Algı ve uygulama bu olunca o belediye yönetimi hangi sandıktan ne şekilde çıkarsa çıksın halk iradesinin tescili ve temsilcisi diyebilmek mümkün müdür?
SİLİVRİ DEMOKRASİ PLATFORMU, KENTLERİ TALANA, YAĞMAYA ÇEVRE VE EKOLOJİ KIYIMINA YOLAÇAN, RANT ODAKLI YÖNETİMLERE VE YÖNETİCİLERE HAYIR DİYOR. BELEDİYELER HALKIN HİZMET ARACIDIR. KİMSENİN KAZANÇ KAPISI DEĞİLDİR.
SİLİVRİ DEMOKRASİ PLATFORMU, KENTİNİ ÇOK SEVDİĞİNİ İDDA EDEN BAŞKANLARIN(!) DAYATMA- GÖSTERİŞLİ, HALKA DEĞİL SAHİBİNE YARAYAN PROJELERİNE HAYIR DİYOR.
Kent halkına sormadan danışmadan mutabakat sağlanmadan, yapılan projeler halkın %100 faydasına da olsa, dayatılan bu projelere hayır demeliyiz.
Artık öğrendik o proje halka değil sahibine yarıyor. Aksi halde bu dev çarpık İstanbul şehri nasıl kurulurdu?
Paylaşımcılık:
Proje ve yatırım planlarının oluşturulması Kent meclislerinin, sivil toplum kuruluşlarının, demokratik kitle örgütlerinin yer aldığı platformlarda gerçekleştirilmelidir. Kentlilerin ortak kullanım alanları (mekanlar, yollar, sokaklar, parklar, yeşil alanlar v.s.) halka sorularak ve halkın ihtiyaçları bildirimleri dikkate alınarak planlanmalıdır.

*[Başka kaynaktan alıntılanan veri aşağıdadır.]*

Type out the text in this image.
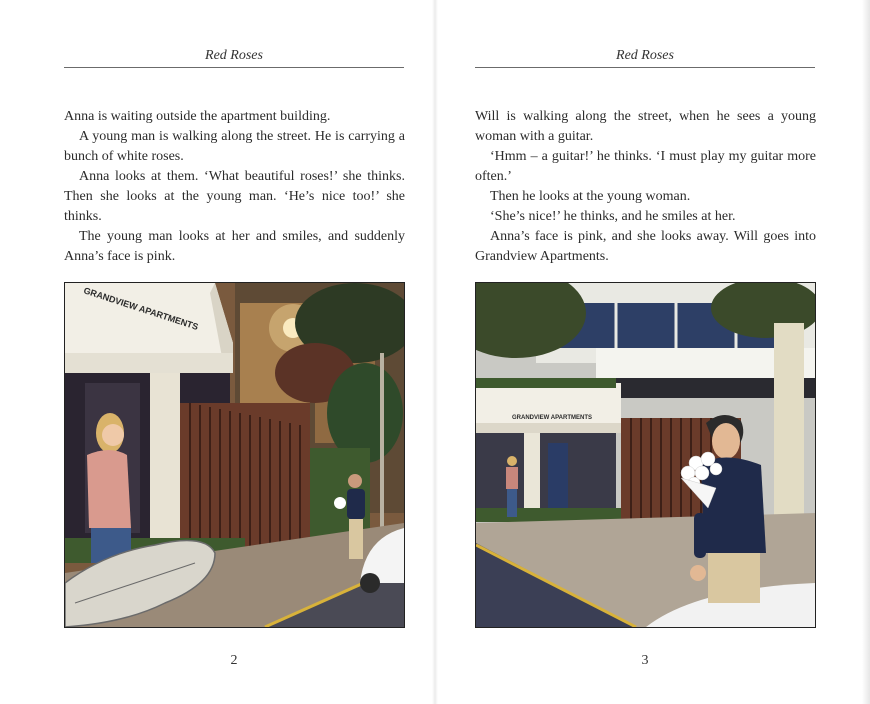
Red Roses

Anna is waiting outside the apartment building.

A young man is walking along the street. He is carrying a bunch of white roses.

Anna looks at them. ‘What beautiful roses!’ she thinks. Then she looks at the young man. ‘He’s nice too!’ she thinks.

The young man looks at her and smiles, and suddenly Anna’s face is pink.

GRANDVIEW APARTMENTS
2
Red Roses

Will is walking along the street, when he sees a young woman with a guitar.

‘Hmm – a guitar!’ he thinks. ‘I must play my guitar more often.’

Then he looks at the young woman.

‘She’s nice!’ he thinks, and he smiles at her.

Anna’s face is pink, and she looks away. Will goes into Grandview Apartments.

GRANDVIEW APARTMENTS
3
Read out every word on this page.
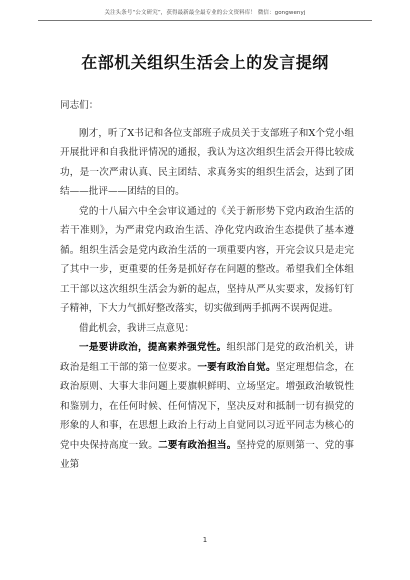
关注头条号“公文研究”，获得最新最全最专业的公文资料库！ 微信：gongwenyj
在部机关组织生活会上的发言提纲

同志们：

刚才，听了X书记和各位支部班子成员关于支部班子和X个党小组开展批评和自我批评情况的通报，我认为这次组织生活会开得比较成功，是一次严肃认真、民主团结、求真务实的组织生活会，达到了团结——批评——团结的目的。

党的十八届六中全会审议通过的《关于新形势下党内政治生活的若干准则》，为严肃党内政治生活、净化党内政治生态提供了基本遵循。组织生活会是党内政治生活的一项重要内容，开完会议只是走完了其中一步，更重要的任务是抓好存在问题的整改。希望我们全体组工干部以这次组织生活会为新的起点，坚持从严从实要求，发扬钉钉子精神，下大力气抓好整改落实，切实做到两手抓两不误两促进。

借此机会，我讲三点意见：

一是要讲政治，提高素养强党性。组织部门是党的政治机关，讲政治是组工干部的第一位要求。一要有政治自觉。坚定理想信念，在政治原则、大事大非问题上要旗帜鲜明、立场坚定。增强政治敏锐性和鉴别力，在任何时候、任何情况下，坚决反对和抵制一切有损党的形象的人和事，在思想上政治上行动上自觉同以习近平同志为核心的党中央保持高度一致。二要有政治担当。坚持党的原则第一、党的事业第

1
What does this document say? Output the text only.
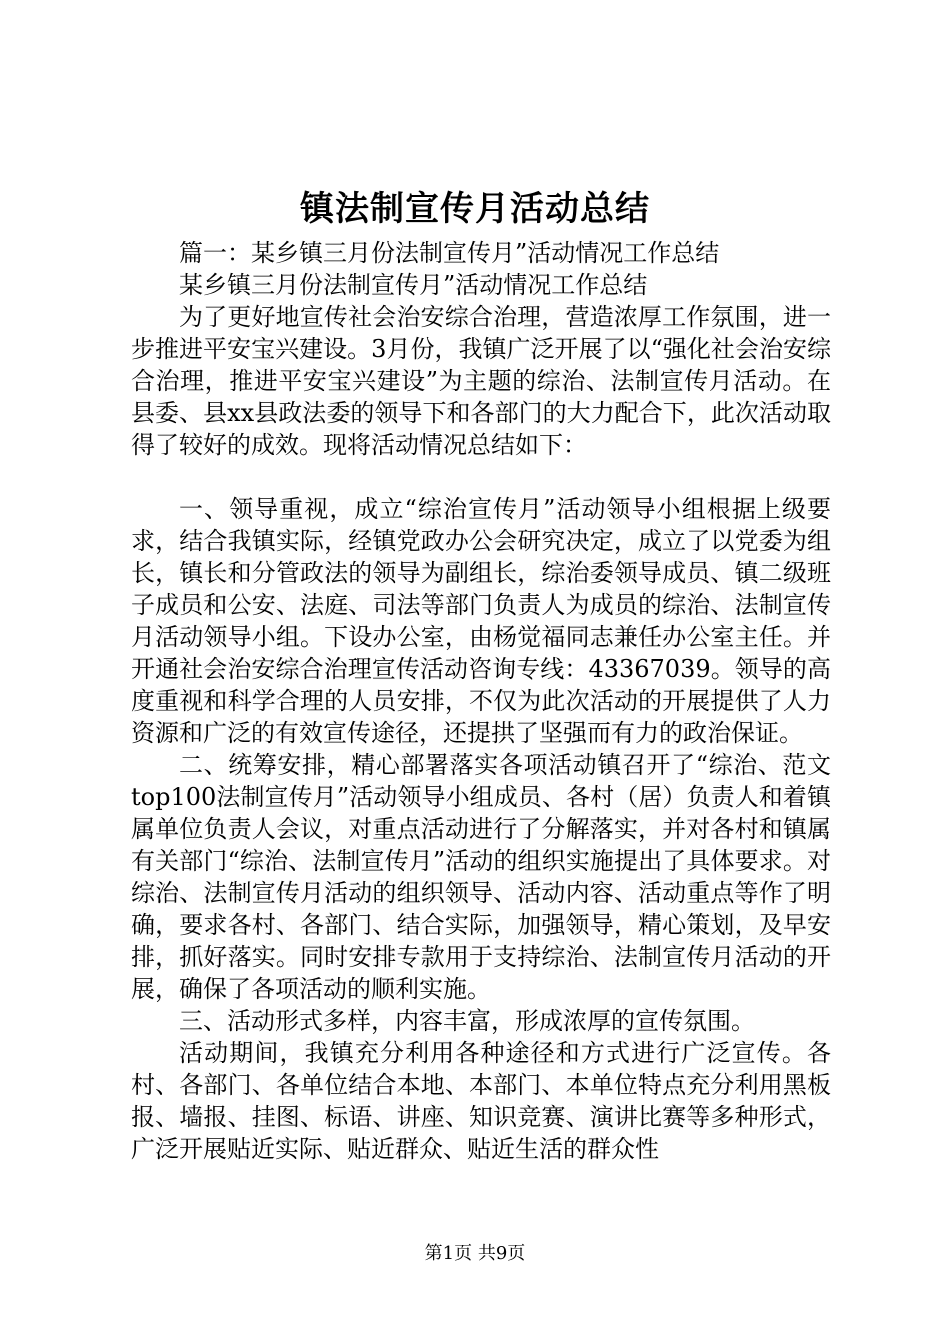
镇法制宣传月活动总结

篇一：某乡镇三月份法制宣传月”活动情况工作总结

某乡镇三月份法制宣传月”活动情况工作总结

为了更好地宣传社会治安综合治理，营造浓厚工作氛围，进一步推进平安宝兴建设。3月份，我镇广泛开展了以“强化社会治安综合治理，推进平安宝兴建设”为主题的综治、法制宣传月活动。在县委、县xx县政法委的领导下和各部门的大力配合下，此次活动取得了较好的成效。现将活动情况总结如下：

一、领导重视，成立“综治宣传月”活动领导小组根据上级要求，结合我镇实际，经镇党政办公会研究决定，成立了以党委为组长，镇长和分管政法的领导为副组长，综治委领导成员、镇二级班子成员和公安、法庭、司法等部门负责人为成员的综治、法制宣传月活动领导小组。下设办公室，由杨觉福同志兼任办公室主任。并开通社会治安综合治理宣传活动咨询专线：43367039。领导的高度重视和科学合理的人员安排，不仅为此次活动的开展提供了人力资源和广泛的有效宣传途径，还提拱了坚强而有力的政治保证。

二、统筹安排，精心部署落实各项活动镇召开了“综治、范文top100法制宣传月”活动领导小组成员、各村（居）负责人和着镇属单位负责人会议，对重点活动进行了分解落实，并对各村和镇属有关部门“综治、法制宣传月”活动的组织实施提出了具体要求。对综治、法制宣传月活动的组织领导、活动内容、活动重点等作了明确，要求各村、各部门、结合实际，加强领导，精心策划，及早安排，抓好落实。同时安排专款用于支持综治、法制宣传月活动的开展，确保了各项活动的顺利实施。

三、活动形式多样，内容丰富，形成浓厚的宣传氛围。

活动期间，我镇充分利用各种途径和方式进行广泛宣传。各村、各部门、各单位结合本地、本部门、本单位特点充分利用黑板报、墙报、挂图、标语、讲座、知识竞赛、演讲比赛等多种形式，广泛开展贴近实际、贴近群众、贴近生活的群众性

第1页 共9页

SİLİVRİ DEMOKRASİ PLATFORMU, kentin en mağdur tabakalarından başlayarak bir sosyal belediyecilik yaşamını yurttaşların gurur ve onurlarını incitmeyecek iş ve üretim araçlarını oluşturularak birinci öncelik olarak savunur ve uygulanması için mücadele eder.
Şeffaflık :
Bir belediye yönetiminin en temel yönetim anlayışı, tüm çalışmalarının, birim faaliyetlerinin gelir ve giderlerinin açık şeffaf ve denetlenebilir ve hesap verebilir olmalıdır.
.Belediyenin tüm gelir kalemleri
.Gider kalemleri
.İhaleler, yapılan ihalelerin içeriği, amacı, hangi ihtiyaca göre yapıldığı , kentsel ihtiyacın nasıl ve kimlerle belirlendiği gibi..
.İletişim araçlarının bu kadar yaygın olduğu günümüzde her türlü imkan kullanılarak aylık ayrıntılı bütçe yayını ve açıklaması anlaşılır bir şekilde yapılmalıdır..
.Personel alımları, sosyal ve kültürel etkinliklerin bütçeleri, kaynaklarla birlikte, önceden kamuoyuna paylaşılmalı ve denetime ve bilgi almaya açık olmalıdır.
.Belediye gelirleri, örtülü ödenekler ve belediye başkanlarının özel reklamlarına tamamen kapatılmalıdır. Belediye yöneticileri toplumda ayrıcalıklı değil, halktan biri ve halkın kentsel işlerini halkın parasıyla organize eden yurttaşlardan herhangi biri olarak değerlendirmelidir.
.Belediye müdürlük faaliyeti, imar harç ve gelirleri, bağışlar, sandıklar, fonların kullanma koşulları her zaman şeffaflık ve denetlenebilir olmalıdır.
Çünkü denetlenmeyen veya denetlenemeyen yönetimler, içten içe çürür, sonra yozlaşır. Yozlaşan sistemler diktatörleşir ve baskı sömürü. talan ve rüşvetin, yağcılığın, her türlü iltimas ve ayrımcılığın da merkezine dönüşür.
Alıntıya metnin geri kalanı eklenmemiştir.